Но через полтора года Димка взвыл: больше не могу, помоги! Я припомнил свой стройбат, испугался и понесся в Израиль извлекать замученное дитя из армии.

Местные, друзья и просто смышленые люди, недоумевали: что за шустрость не по разуму? Дедовщины в еврейской армии нет, кормежка прекрасная, увольнение каждый уикенд. Случился, правда, как-то один удалец из русских — застариковал, но ему впаяли пять лет тюрьмы, и все остались довольны.

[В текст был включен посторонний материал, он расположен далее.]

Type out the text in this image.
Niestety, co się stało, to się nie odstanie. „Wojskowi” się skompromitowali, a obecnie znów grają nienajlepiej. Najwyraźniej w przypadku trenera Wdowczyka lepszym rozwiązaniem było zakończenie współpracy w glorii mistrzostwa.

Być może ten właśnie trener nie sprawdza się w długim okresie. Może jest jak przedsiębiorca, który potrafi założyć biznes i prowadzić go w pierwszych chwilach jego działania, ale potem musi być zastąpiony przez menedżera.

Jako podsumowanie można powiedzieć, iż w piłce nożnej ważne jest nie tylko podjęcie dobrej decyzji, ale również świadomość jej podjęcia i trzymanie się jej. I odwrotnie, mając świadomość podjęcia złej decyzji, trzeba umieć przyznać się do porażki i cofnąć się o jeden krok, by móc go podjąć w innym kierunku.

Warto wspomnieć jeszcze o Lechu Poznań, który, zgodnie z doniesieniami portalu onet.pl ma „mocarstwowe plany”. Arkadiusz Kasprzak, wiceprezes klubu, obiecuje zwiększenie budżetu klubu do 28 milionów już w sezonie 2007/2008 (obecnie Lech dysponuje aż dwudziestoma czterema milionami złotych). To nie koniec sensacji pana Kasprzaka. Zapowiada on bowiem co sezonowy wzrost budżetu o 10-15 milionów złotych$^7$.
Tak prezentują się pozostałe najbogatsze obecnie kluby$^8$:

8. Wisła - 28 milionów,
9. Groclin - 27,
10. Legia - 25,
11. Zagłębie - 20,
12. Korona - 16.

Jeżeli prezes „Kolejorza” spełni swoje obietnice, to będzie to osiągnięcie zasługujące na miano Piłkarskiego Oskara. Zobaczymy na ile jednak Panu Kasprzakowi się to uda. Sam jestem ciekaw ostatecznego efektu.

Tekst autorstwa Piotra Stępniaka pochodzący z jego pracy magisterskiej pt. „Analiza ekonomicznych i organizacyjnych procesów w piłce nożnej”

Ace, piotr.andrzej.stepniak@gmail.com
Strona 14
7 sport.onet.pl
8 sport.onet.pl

Израиль хоть и находится почти в Африке, ведут себя там евреи по-европейски — долго переубеждать меня не стали. Дали советы, придали молодую даму — театрального режиссера с хорошим ивритом и свободным временем. Напоследок еще раз предупредили: дело безнадежное, у нас из армии просто так не отпускают, у нас служить — почетно.

Димка пришел в увольнение смурной, погашенный: в армию не вернусь, лучше — в тюрьму. Я велел: тихо будь, забейся в щель. А сам прикинул: на худой конец станет дезертиром. Сколько за это дадут? Год, два?.. Не сахар, конечно, но терпимо, у евреев тюрьма не нашей чета… Чем полтора года еще в пустыне без толку париться, лучше — столько же в неволе отторчать. Жизненный опыт, литературный материал. Папаша на Пятницком кладбище карьеру начал, сынок — в израильской военной тюрьме.

Пустыня Негев летом — ад кромешный. Как здесь Иоанн Креститель босиком шастал — непостижимо: под ногами красный раскаленный дробленый камень. С полковым психологом я встретился в кафе неподалеку от базы. Психолог оказался миниатюрной тонкокостной красавицей с палевой, нежнейшей выделки лайковой кожей, чуть подернутой прозрачным пушком возле ушей, лейтенантом по званию. Первый вопрос: «Где Дима?»